Levy, uma referência em determinantes psicossociais da saúde no envelhecimento, analisou dados do Health and Retirement Study (HRS), que acompanha idosos americanos. Os resultados mostraram que quase metade dos adultos com 65 anos ou mais melhorou na função cognitiva, na função física, ou em ambas, ao longo do tempo.
A pesquisa revelou que 45% dos participantes do HRS apresentaram melhorias em pelo menos um dos dois domínios avaliados. Cerca de 32% progrediram cognitivamente e 28% fisicamente. Além disso, muitos indivíduos cujas pontuações cognitivas permaneceram estáveis desafiaram o estereótipo de deterioração.
“Muitas pessoas equiparam o envelhecimento a uma perda inevitável e contínua de habilidades físicas e cognitivas”, afirmou Levy. “O que descobrimos é que a melhora na vida tardia não é rara, é até comum, e deve ser integrada em nossa compreensão do processo de envelhecimento.”
O estudo também destacou que as crenças dos participantes sobre a idade influenciam os resultados.

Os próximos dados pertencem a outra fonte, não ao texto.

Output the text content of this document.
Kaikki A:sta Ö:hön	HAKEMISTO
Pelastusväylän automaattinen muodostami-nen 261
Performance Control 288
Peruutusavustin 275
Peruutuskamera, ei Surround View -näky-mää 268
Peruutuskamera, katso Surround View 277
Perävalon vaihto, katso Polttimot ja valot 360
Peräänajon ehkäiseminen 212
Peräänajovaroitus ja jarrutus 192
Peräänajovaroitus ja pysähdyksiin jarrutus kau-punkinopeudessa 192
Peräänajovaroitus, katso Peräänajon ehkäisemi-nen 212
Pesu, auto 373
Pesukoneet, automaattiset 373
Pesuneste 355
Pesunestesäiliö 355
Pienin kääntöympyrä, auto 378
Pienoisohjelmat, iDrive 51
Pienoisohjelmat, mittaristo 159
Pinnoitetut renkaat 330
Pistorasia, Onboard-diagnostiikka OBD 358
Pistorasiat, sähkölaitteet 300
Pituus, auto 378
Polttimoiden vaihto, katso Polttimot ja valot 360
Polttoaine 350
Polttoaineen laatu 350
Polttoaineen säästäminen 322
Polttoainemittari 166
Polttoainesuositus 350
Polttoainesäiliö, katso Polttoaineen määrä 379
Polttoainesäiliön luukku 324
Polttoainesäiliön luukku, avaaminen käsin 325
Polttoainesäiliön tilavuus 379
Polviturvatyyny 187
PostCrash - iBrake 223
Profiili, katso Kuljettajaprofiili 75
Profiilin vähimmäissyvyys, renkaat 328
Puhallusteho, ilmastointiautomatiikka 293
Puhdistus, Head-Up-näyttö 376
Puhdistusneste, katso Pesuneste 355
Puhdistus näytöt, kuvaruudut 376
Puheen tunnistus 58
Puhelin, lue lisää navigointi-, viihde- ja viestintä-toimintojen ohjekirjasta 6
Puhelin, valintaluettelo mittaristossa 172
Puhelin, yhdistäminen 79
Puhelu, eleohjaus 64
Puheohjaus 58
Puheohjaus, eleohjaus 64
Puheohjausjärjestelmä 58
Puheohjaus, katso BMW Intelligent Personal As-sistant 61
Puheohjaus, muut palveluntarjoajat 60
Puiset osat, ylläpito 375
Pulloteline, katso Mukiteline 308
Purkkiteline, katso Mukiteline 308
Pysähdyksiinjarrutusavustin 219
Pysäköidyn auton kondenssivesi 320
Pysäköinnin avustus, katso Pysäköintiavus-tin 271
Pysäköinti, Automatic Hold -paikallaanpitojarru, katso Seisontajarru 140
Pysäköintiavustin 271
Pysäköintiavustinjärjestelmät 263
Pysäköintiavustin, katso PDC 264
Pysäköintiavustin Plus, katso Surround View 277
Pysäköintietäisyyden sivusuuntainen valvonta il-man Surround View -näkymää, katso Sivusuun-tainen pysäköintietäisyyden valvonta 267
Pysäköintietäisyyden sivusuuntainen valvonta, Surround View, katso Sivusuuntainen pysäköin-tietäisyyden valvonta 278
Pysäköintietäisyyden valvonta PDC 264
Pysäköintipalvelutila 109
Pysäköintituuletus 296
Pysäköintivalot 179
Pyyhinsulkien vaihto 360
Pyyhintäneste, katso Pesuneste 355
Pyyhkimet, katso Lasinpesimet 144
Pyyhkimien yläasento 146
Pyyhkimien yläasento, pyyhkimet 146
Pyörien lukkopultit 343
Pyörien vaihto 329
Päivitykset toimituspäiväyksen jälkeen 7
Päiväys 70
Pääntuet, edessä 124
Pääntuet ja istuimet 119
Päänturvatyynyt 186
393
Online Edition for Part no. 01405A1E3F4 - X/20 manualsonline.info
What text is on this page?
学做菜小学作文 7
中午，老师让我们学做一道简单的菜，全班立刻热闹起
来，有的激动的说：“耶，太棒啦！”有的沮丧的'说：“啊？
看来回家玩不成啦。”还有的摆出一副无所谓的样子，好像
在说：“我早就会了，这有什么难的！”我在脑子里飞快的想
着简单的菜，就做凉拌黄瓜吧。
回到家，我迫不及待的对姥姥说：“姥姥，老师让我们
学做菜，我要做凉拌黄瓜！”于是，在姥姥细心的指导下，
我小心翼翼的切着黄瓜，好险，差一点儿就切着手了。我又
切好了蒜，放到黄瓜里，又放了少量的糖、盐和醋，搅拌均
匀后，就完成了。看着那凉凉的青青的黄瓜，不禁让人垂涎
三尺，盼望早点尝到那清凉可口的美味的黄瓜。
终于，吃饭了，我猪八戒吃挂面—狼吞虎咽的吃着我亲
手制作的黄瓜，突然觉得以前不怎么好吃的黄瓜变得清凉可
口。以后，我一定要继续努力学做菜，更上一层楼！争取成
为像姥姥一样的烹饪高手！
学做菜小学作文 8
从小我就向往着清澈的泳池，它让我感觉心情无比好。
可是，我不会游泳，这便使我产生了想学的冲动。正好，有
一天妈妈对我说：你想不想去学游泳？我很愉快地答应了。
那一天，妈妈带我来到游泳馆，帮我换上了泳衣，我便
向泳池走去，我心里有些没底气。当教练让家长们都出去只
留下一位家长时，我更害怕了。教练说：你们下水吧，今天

Aqueles com uma visão mais positiva eram mais propensos a melhorar tanto na cognição quanto na velocidade de caminhada, mesmo após ajustes por fatores como sexo, educação e doenças crônicas.
“Nossas descobertas sugerem que existe uma capacidade de reserva para melhora na vida tardia. Como as crenças sobre a idade são modificáveis, isso abre portas para intervenções tanto em nível individual quanto social”, concluiu Levy.